Le tant attendu faux-biopic de l'homme à tête de chou régale de bout en bout. Joann Sfar réalise un conte singulier, en rien insultant et fait renaitre en nos cœurs cette idole de la culture française.
Avant de se lancer dans une argumentation concernant une légende, il convient de préciser à quel point l'auteur aime ou non ledit personnage. Pour ma part, Serge Gainsbourg est une icône adorée, mais je ne fais en rien partie de fans absolus connaissant tout de sa carrière et de sa vie (quoi que). Tout comme il convient de positionner le long-métrage de Joann Sfar face au réel. Il l'a dit et redit, Gainsbourg (vie héroïque) se rapproche du conte, et pas du biopic traditionnel. C'est dans le mensonge et la légende que se construit un tel personnage. Ici, pas d'anecdotes éclairantes sur la vie du chanteur, encore moins une chronologie détaillée de ses caps artistiques. Pas de billets brulés, pas de tubes incessants tournant à pleins régimes, on navigue entre le cliché choisi et la suggestion.

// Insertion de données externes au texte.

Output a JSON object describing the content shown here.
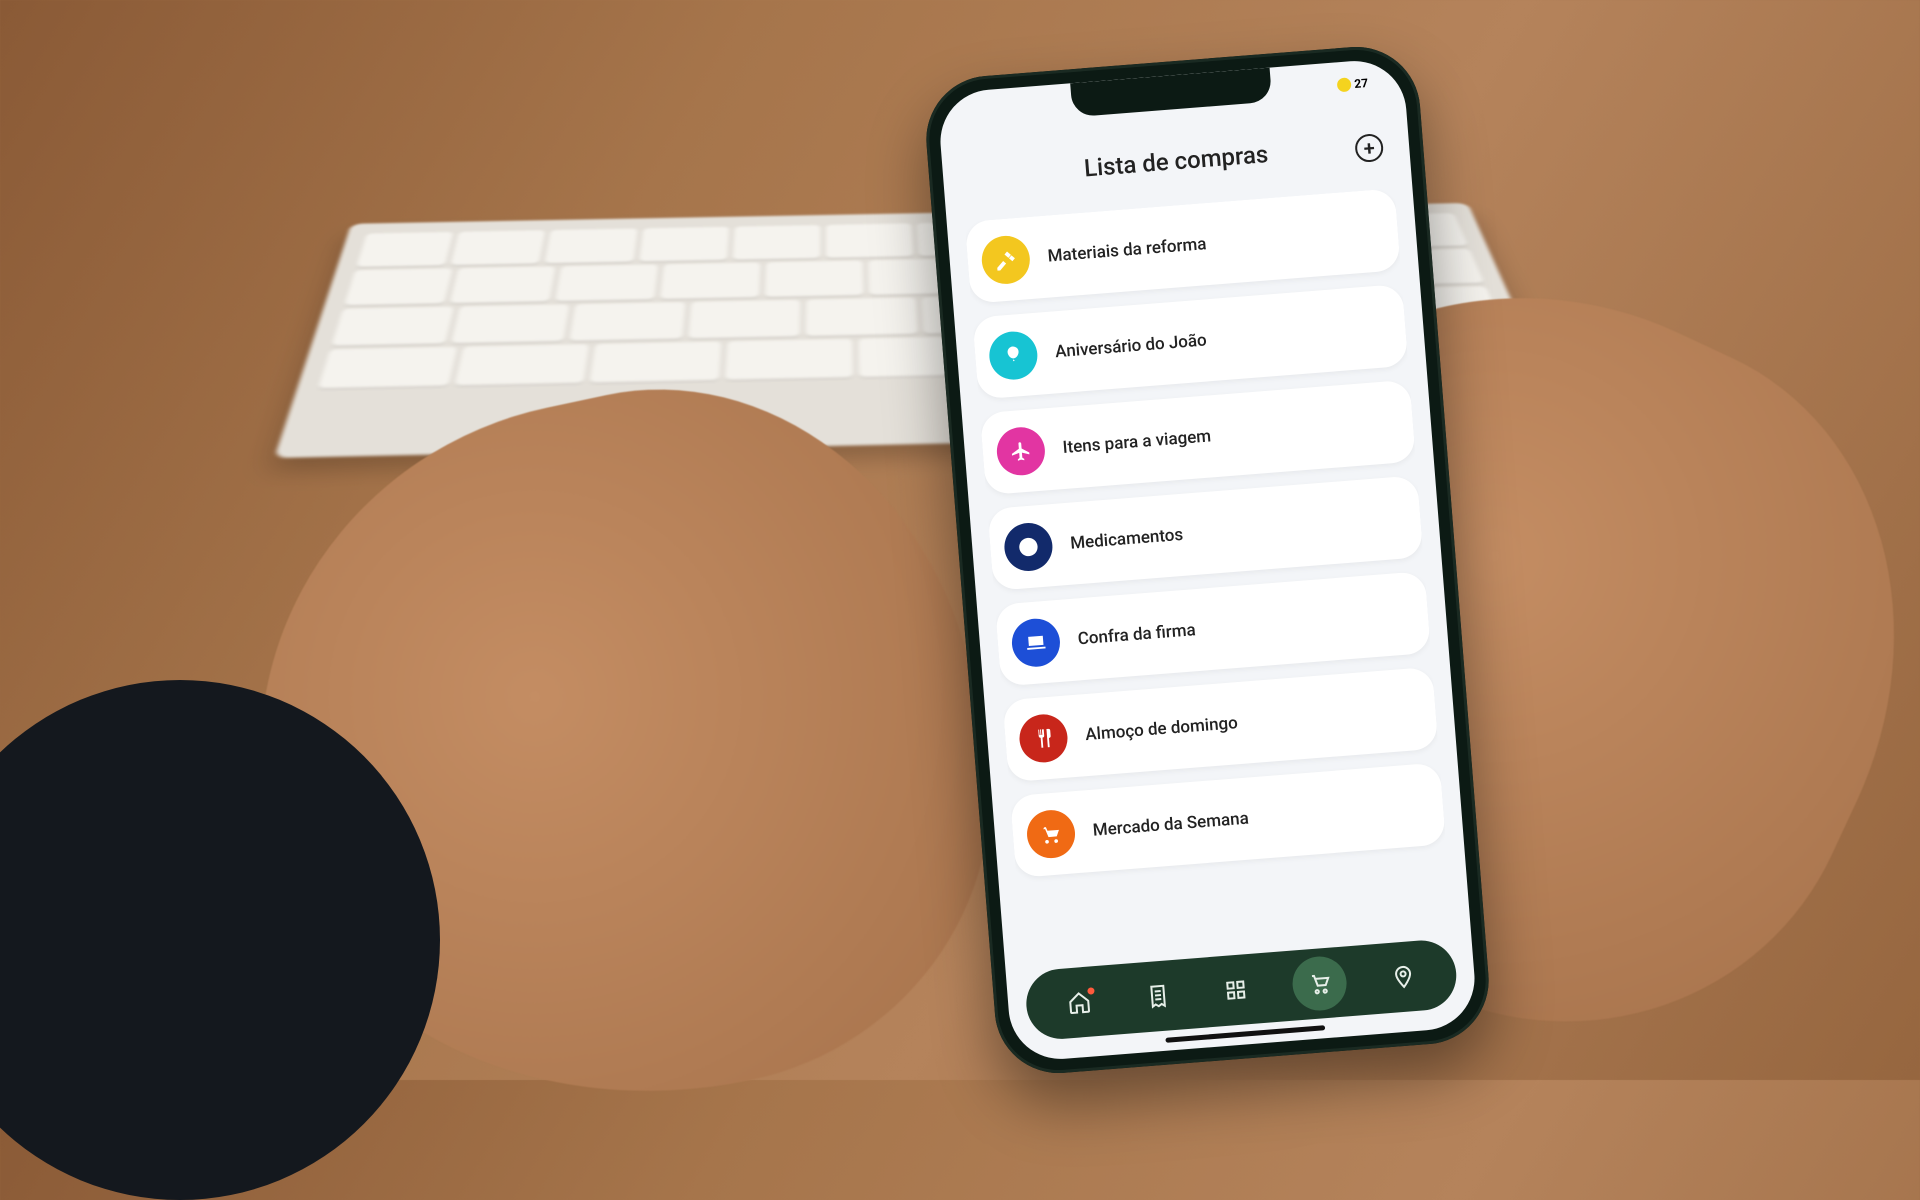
{
  "status": {
    "battery_label": "27"
  },
  "header": {
    "title": "Lista de compras",
    "add_button": {
      "semantic": "add-list",
      "glyph": "+"
    }
  },
  "lists": [
    {
      "label": "Materiais da reforma",
      "icon": "hammer-icon",
      "color": "#f3c71f"
    },
    {
      "label": "Aniversário do João",
      "icon": "balloon-icon",
      "color": "#17c4d3"
    },
    {
      "label": "Itens para a viagem",
      "icon": "plane-icon",
      "color": "#e235a2"
    },
    {
      "label": "Medicamentos",
      "icon": "medical-icon",
      "color": "#122a6b"
    },
    {
      "label": "Confra da firma",
      "icon": "laptop-icon",
      "color": "#1d4fd7"
    },
    {
      "label": "Almoço de domingo",
      "icon": "utensils-icon",
      "color": "#c8261b"
    },
    {
      "label": "Mercado da Semana",
      "icon": "cart-icon",
      "color": "#f06a14"
    }
  ],
  "nav": {
    "items": [
      {
        "name": "home",
        "active": false,
        "notification": true
      },
      {
        "name": "receipts",
        "active": false,
        "notification": false
      },
      {
        "name": "scan",
        "active": false,
        "notification": false
      },
      {
        "name": "cart",
        "active": true,
        "notification": false
      },
      {
        "name": "location",
        "active": false,
        "notification": false
      }
    ]
  }
}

Joann Sfar prend des chemins plus ambitieux que la Môme, et c'est tant mieux ! En se taisant sur les épisodes qui l'intéresse moins, le cinéaste évite le biopic larmoyant, linéaire et parfois chiant. Son Gainsbourg est celui de ses souvenirs, de son enfance, de la légende plus ou moins véridique. A ce titre, le film se concentre sur un double aspect de la vie de l'homme à tête de chou : sa judéité et son passé de peintre. Le premier aspect apparait de loin comme le plus passionnant. De l'enfant stigmatisé comme juif sous l'occupation à son affirmation d'homme « mi-légume mi-mec », Sfarr retrace à sa façon une histoire d'amour entre Serge et la France. Il va jusqu'à puiser l'essence même de la reprise reggae de la Marseillaise. A un moment où certains nous bassinent constamment avec l'identité nationale, en voilà une belle réponse.
Bonjour créatures
Cette forme de récit permet une construction faussement simple. Par saynettes se dévoilent tout l'art de construction supposé d'un grand homme. Sfar pose intelligemment son œil dans des environnements travaillés. La caméra prend le temps de poser son regard sur le monde qui se forme. A la manière des grands clippeurs (Glazer, Gondry, Jonze), on se retrouve devant des univers presque fantasmés. Les clubs, les chambres, tout semble construit si théâtralement que, paradoxalement, ils semblent en parfaite adéquation avec le personnage. On devine l'univers déjà présent dans les bandes-dessinées Le chat du rabbin ou le Petit vampire. En cela, il personnifie le double Gainsbarre à travers « la gueule ». Cette marionnette remplace non seulement la voix off mais sert de point de repère quant au degré de folie du génie. Plus encore, sa présence traduit ses pensées les plus perverses, les plus inavouables. Le rôle dans la scène offre un jeu subtil dans la complémentarité Gainsbourg/ Gainsbarre.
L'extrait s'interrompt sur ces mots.